Real-time RT-PCR of fecal samples detected a large amount of virus in the feces for more than 9 days in all horses regardless of presence or absence of clinical signs. These results indicate that ECoV replicates in the intestinal tract and that feces are an important source of ECoV infection. Irrespective of their symptomatic or asymptomatic status, infected horses are capable of spreading the virus into the environment. Because of the large amount of virus shed into the feces, the main transmission route of ECoV is likely fecal-oral.

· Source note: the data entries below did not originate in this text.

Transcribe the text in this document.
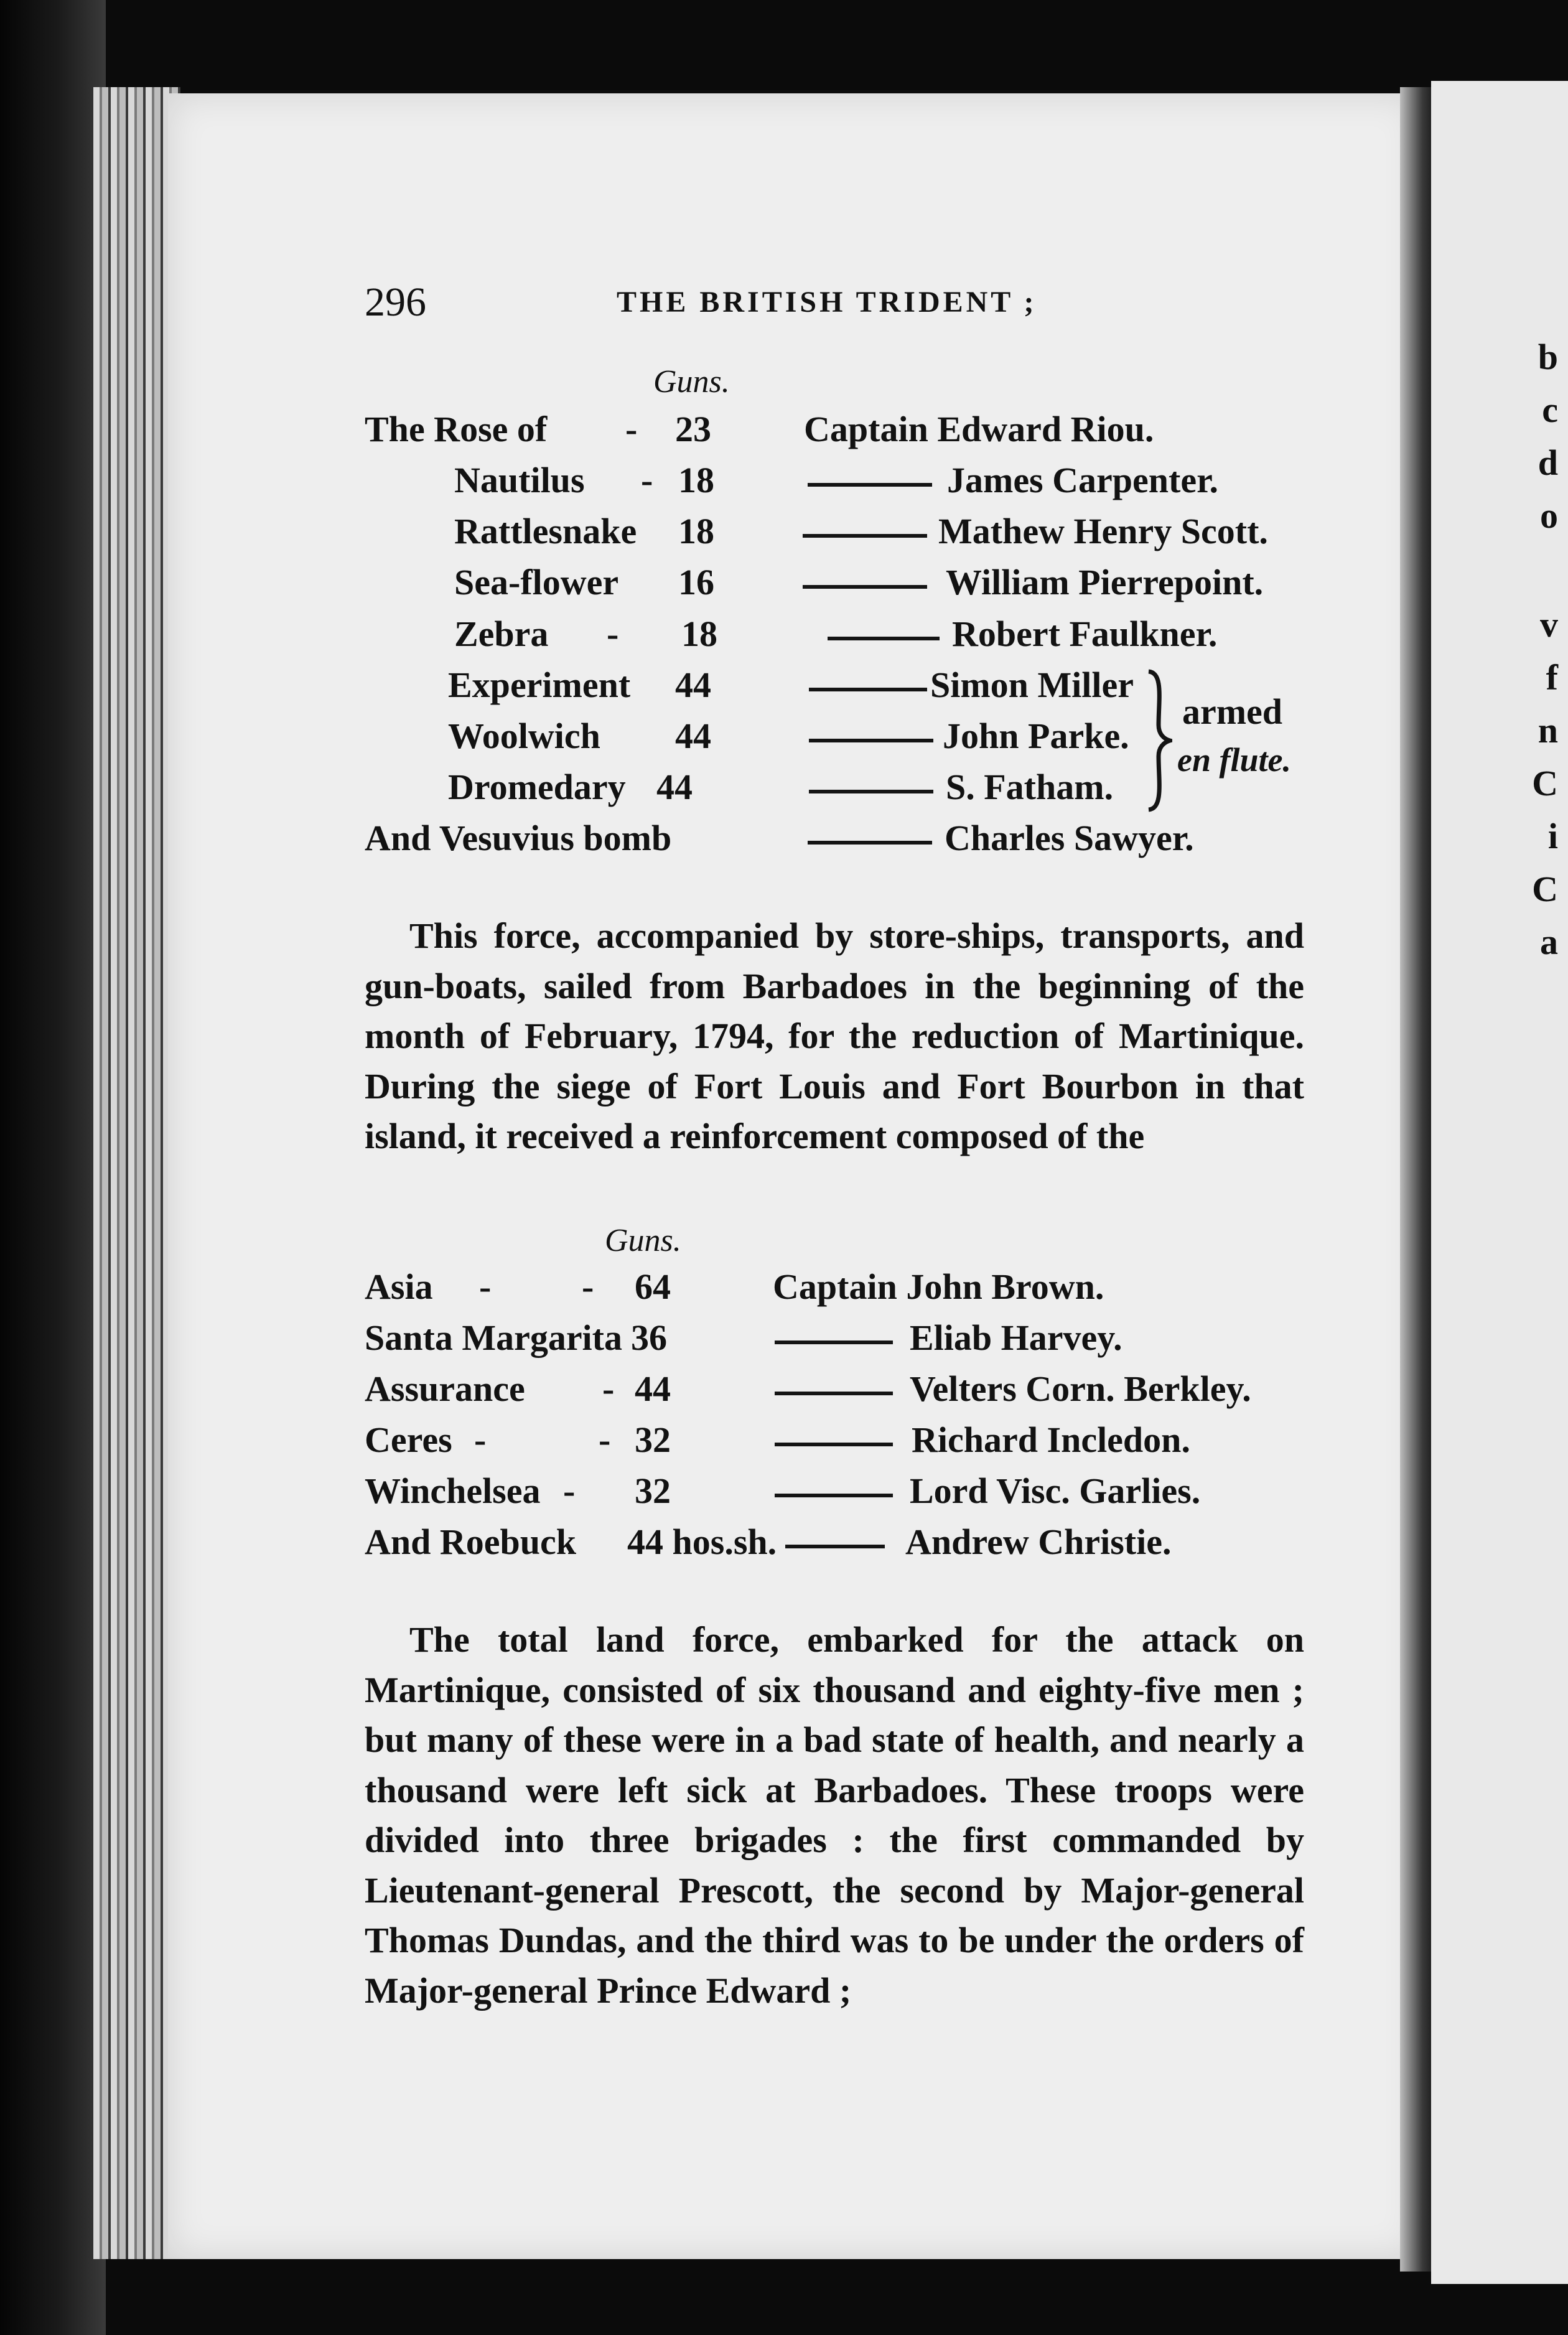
b
c
d
o
v
f
n
C
i
C
a
296	THE BRITISH TRIDENT ;
Guns.
The Rose of - 23	Captain Edward Riou.
Nautilus - 18	James Carpenter.
Rattlesnake 18	Mathew Henry Scott.
Sea-flower 16	William Pierrepoint.
Zebra - 18	Robert Faulkner.
Experiment 44	Simon Miller
Woolwich 44	John Parke.
Dromedary 44	S. Fatham.
And Vesuvius bomb	Charles Sawyer.
armed
en flute.
This force, accompanied by store-ships, transports, and gun-boats, sailed from Barbadoes in the beginning of the month of February, 1794, for the reduction of Martinique. During the siege of Fort Louis and Fort Bourbon in that island, it received a reinforcement composed of the
Guns.
Asia -	- 64	Captain John Brown.
Santa Margarita 36	Eliab Harvey.
Assurance - 44	Velters Corn. Berkley.
Ceres -	- 32	Richard Incledon.
Winchelsea - 32	Lord Visc. Garlies.
And Roebuck 44 hos.sh.	Andrew Christie.
The total land force, embarked for the attack on Martinique, consisted of six thousand and eighty-five men ; but many of these were in a bad state of health, and nearly a thousand were left sick at Barbadoes. These troops were divided into three brigades : the first commanded by Lieutenant-general Prescott, the second by Major-general Thomas Dundas, and the third was to be under the orders of Major-general Prince Edward ;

ECoV was also detected in nasal swabs from all horses, even though the inoculum was administered directly into the esophagus. In addition, the virus was shed from the nasal tracts of the two horses that developed fever even after the horses became afebrile. In Europe, ECoV was also detected from a respiratory specimen within a few days after the onset of clinical signs [8]. In previous studies using field samples from the outbreaks in 2009 and 2012 [12, 13], ECoV was not detected in nasal swabs. This may be because the nasal swabs were collected during the early stages of fever development in these previous reports. As ECoV was not inoculated via the respiratory route in our current study, viral infection of the respiratory tract was probably secondary to the viremia that resulted after infection of the intestinal tract. However, in horse 3, viremia was not detected, but ECoV was isolated from nasal swabs. Therefore, we hypothesize that another route, such as lymphogenous transmission, may be related to the spread of the ECoV within the host. BCoV, which is closely related to ECoV, is transmitted to other cattle via both the respiratory and the fecal-oral route [6], and it is therefore possible that respiratory transmission of ECoV may also occur. Alternatively, it is possible that the nasal tract was secondarily infected with ECoV via exposure to feces on the floor of the stall. To clarify the route of transmission of ECoV, future virus challenge studies using respiratory tract inoculation should be performed.

We successfully reproduced the clinical signs of ECoV infection by experimental inoculation of an ECoV-positive fecal sample into the gastrointestinal tracts of draft horses. The clinical and virological findings reported here should aid further studies of the pathogenesis of ECoV.